因为南方难以组建大规模骑兵,刘秀先前确实有以象代马的想法,以象兵冲阵,效果或许比骑兵还好,遂存了“试一试”的心态,让马成带着战象北来。
但如今,他心中却多了一层隐忧。
刘秀道:“象为野兽,惧火,而第五伦先时已用‘火箭’,颇为怪异。若战象前驱,反为火箭所射,惊惶下调头乱我阵列,岂非自践己足?”
马成也听说过夜袭长坂所遇的“火箭”,但他认为那只是刘隆等人夸大其词,无非是普通烟矢,加上点方士把戏,当汉军没见识?
他遂大言不惭道:“陛下,这十五头战象从小为骆人俘获训练,与火朝夕处之,纵以火把在眼前晃荡,也吓唬不到,更何况,魏军器械笨重,多在守御、攻城时方能使用,如今可是野战,仓促间如何架设?万不能因噎废食啊!”

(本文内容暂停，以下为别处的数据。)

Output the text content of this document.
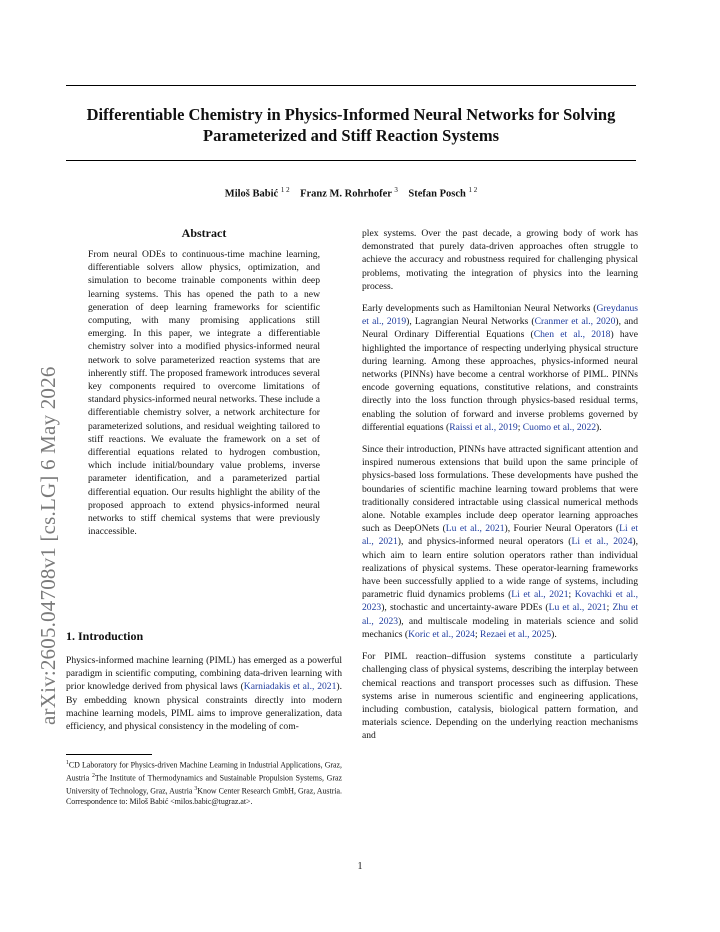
Differentiable Chemistry in Physics-Informed Neural Networks for Solving
Parameterized and Stiff Reaction Systems
Miloš Babić $^{1 2}$ Franz M. Rohrhofer $^3$ Stefan Posch $^{1 2}$
arXiv:2605.04708v1 [cs.LG] 6 May 2026
Abstract
From neural ODEs to continuous-time machine learning, differentiable solvers allow physics, optimization, and simulation to become trainable components within deep learning systems. This has opened the path to a new generation of deep learning frameworks for scientific computing, with many promising applications still emerging. In this paper, we integrate a differentiable chemistry solver into a modified physics-informed neural network to solve parameterized reaction systems that are inherently stiff. The proposed framework introduces several key components required to overcome limitations of standard physics-informed neural networks. These include a differentiable chemistry solver, a network architecture for parameterized solutions, and residual weighting tailored to stiff reactions. We evaluate the framework on a set of differential equations related to hydrogen combustion, which include initial/boundary value problems, inverse parameter identification, and a parameterized partial differential equation. Our results highlight the ability of the proposed approach to extend physics-informed neural networks to stiff chemical systems that were previously inaccessible.
1. Introduction
Physics-informed machine learning (PIML) has emerged as a powerful paradigm in scientific computing, combining data-driven learning with prior knowledge derived from physical laws (Karniadakis et al., 2021). By embedding known physical constraints directly into modern machine learning models, PIML aims to improve generalization, data efficiency, and physical consistency in the modeling of com-
$^1$CD Laboratory for Physics-driven Machine Learning in Industrial Applications, Graz, Austria $^2$The Institute of Thermodynamics and Sustainable Propulsion Systems, Graz University of Technology, Graz, Austria $^3$Know Center Research GmbH, Graz, Austria. Correspondence to: Miloš Babić <milos.babic@tugraz.at>.

plex systems. Over the past decade, a growing body of work has demonstrated that purely data-driven approaches often struggle to achieve the accuracy and robustness required for challenging physical problems, motivating the integration of physics into the learning process.

Early developments such as Hamiltonian Neural Networks (Greydanus et al., 2019), Lagrangian Neural Networks (Cranmer et al., 2020), and Neural Ordinary Differential Equations (Chen et al., 2018) have highlighted the importance of respecting underlying physical structure during learning. Among these approaches, physics-informed neural networks (PINNs) have become a central workhorse of PIML. PINNs encode governing equations, constitutive relations, and constraints directly into the loss function through physics-based residual terms, enabling the solution of forward and inverse problems governed by differential equations (Raissi et al., 2019; Cuomo et al., 2022).

Since their introduction, PINNs have attracted significant attention and inspired numerous extensions that build upon the same principle of physics-based loss formulations. These developments have pushed the boundaries of scientific machine learning toward problems that were traditionally considered intractable using classical numerical methods alone. Notable examples include deep operator learning approaches such as DeepONets (Lu et al., 2021), Fourier Neural Operators (Li et al., 2021), and physics-informed neural operators (Li et al., 2024), which aim to learn entire solution operators rather than individual realizations of physical systems. These operator-learning frameworks have been successfully applied to a wide range of systems, including parametric fluid dynamics problems (Li et al., 2021; Kovachki et al., 2023), stochastic and uncertainty-aware PDEs (Lu et al., 2021; Zhu et al., 2023), and multiscale modeling in materials science and solid mechanics (Koric et al., 2024; Rezaei et al., 2025).

For PIML reaction–diffusion systems constitute a particularly challenging class of physical systems, describing the interplay between chemical reactions and transport processes such as diffusion. These systems arise in numerous scientific and engineering applications, including combustion, catalysis, biological pattern formation, and materials science. Depending on the underlying reaction mechanisms and

1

马成渐渐将刘秀说动了,事到如今,左右翼都无法指望,若不想就此落败,就必须从其他位置打开局面!
沉吟片刻后,刘秀松口:“象兵可以出。”
不等马成狂喜,刘秀却又道:“但不可为主攻,只能作虚张声势之兵,用来乱魏军阵脚。”
刘秀握紧了手中的剑,目光看向当阳河北,稳坐中军的五德旗,标识了第五伦的位置,这是十余年来,刘秀和毕生大敌,距离最近的一次!
他做出了决定,回过头,刘秀目光炯炯看向掩蔽在村闾、烟雾中的精锐部队,仿佛看到了反败为胜的希望。
“此战欲胜,还是得靠丹阳兵!”
第689章 祝融
第五伦的指挥所位于当阳河以北,是一座临时修筑的土山,高数丈,类似的人造小土丘遍布后方,参谋们手持“千里镜”站在上头,正观察刘秀阵列的每一处细节,并将其标注在战场地图上。

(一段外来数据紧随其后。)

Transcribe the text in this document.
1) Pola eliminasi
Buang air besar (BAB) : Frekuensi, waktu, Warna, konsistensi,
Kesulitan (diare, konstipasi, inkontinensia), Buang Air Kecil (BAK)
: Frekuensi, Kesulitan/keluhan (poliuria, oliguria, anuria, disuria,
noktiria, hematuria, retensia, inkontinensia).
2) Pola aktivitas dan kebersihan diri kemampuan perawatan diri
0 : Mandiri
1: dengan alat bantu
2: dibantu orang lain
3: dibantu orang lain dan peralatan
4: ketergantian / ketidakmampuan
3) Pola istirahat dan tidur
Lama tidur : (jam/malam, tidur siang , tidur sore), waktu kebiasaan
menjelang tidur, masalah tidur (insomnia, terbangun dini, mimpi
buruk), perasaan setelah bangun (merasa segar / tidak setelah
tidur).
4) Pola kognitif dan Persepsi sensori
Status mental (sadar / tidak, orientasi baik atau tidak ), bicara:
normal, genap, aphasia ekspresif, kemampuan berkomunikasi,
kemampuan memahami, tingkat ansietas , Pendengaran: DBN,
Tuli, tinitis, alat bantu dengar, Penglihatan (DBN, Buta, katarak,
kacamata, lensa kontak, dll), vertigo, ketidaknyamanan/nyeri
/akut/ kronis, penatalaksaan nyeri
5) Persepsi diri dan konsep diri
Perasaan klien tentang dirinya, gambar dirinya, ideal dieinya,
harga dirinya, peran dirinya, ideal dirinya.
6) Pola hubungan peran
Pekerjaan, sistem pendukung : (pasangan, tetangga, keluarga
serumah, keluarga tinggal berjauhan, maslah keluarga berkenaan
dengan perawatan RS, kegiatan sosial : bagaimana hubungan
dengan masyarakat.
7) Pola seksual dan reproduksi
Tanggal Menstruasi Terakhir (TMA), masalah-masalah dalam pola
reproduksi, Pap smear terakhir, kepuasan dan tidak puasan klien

当然,刘秀多年前俘获过盖延及渔阳突骑,也早已知魏国有此“军国利器”,虽然没本事仿制,但刘秀的后军,依靠燃烧秸秆产生烟雾,或将部分士卒隐于村闾树林中,遮蔽了第五伦的眼睛们。
然而左右翼的每一处布置,却根本瞒不住,郎官阴兴便奉命盯着马成的那十五头巨象,这些象兵宛如鹤立鸡群,实在是太过显眼了,他每隔半刻便向第五伦禀报道:
“陛下,吴军阵后战象十余头,至今仍然未动。”
“刘秀恐怕不打算将象兵派上阵了。”
第五伦很清楚这位对手的性情,那便是又勇又怯,他敢于和第五伦打决战,却又谨慎每一处细节。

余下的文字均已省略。